All too often, that famous last statement is the legacy left by many in society today. Because the road of truthfulness can sometimes be hard to handle, many choose to take a different path that often leads to regret. Truthfulness simply means to make a habit of telling the truth. A person who demonstrates truthfulness is willing to tell the truth no matter what the cost.
The true test of truthfulness is how one responds when the stakes are high. At the risk of embarrassment, loss of job status, or even pending legal action, will a person tell the truth knowing the possible repercussions? How often have we heard politicians, athletes, actors and countless others in the limelight give their official statement, only to find out later they were not being truthful?
John Manning, author of the book The Disciplined Leader, wrote “Truthfulness is the golden thread that binds good lives, good relationships, and our very legacy.” Truthfulness is a place of authenticity that allows people to have meaningful lasting relationships built on the bond of their words.
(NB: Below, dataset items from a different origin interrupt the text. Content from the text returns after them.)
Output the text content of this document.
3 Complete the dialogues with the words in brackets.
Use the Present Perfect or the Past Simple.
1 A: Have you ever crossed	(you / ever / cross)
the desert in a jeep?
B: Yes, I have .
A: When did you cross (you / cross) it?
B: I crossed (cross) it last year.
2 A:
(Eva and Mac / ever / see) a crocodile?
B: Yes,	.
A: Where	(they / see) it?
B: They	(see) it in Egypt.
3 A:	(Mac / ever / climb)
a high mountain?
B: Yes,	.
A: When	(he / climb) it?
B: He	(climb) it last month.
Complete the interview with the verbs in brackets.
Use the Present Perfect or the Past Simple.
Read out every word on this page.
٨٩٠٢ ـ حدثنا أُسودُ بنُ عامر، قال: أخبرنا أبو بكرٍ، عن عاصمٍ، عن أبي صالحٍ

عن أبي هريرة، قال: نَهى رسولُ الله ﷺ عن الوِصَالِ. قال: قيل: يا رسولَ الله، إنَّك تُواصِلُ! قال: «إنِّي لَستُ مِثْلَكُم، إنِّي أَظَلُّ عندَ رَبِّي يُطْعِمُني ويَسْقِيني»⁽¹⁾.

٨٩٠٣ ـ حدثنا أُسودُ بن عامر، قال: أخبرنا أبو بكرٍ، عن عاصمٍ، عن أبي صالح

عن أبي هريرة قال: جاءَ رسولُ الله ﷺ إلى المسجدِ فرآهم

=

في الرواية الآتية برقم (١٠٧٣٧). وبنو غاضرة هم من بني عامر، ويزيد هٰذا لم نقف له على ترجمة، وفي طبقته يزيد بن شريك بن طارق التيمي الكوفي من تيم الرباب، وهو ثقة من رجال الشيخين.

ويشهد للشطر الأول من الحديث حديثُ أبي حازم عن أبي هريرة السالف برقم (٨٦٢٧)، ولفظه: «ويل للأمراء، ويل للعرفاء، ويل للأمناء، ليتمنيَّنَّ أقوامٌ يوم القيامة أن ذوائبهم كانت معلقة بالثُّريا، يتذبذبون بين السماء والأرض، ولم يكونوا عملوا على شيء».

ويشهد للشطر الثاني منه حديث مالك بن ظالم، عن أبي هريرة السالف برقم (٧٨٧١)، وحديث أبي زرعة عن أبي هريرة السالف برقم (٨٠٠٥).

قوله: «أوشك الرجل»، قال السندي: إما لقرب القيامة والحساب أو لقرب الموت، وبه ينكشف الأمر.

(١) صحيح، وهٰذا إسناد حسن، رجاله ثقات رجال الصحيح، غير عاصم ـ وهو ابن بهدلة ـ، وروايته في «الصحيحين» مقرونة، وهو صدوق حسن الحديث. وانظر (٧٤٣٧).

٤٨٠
Truthfulness goes to the very core of who we are, how we view life, how we view ourselves, and how we view others. Those who value their legacy are rarely willing to compromise their standard of truthfulness. Those who exhibit truthfulness have made a promise, not to others, but to themselves, to tell the whole truth and nothing but the truth. It’s not always the easiest road to travel. However, if we are willing to risk popularity for what is proper, it will pay dividends for years to come.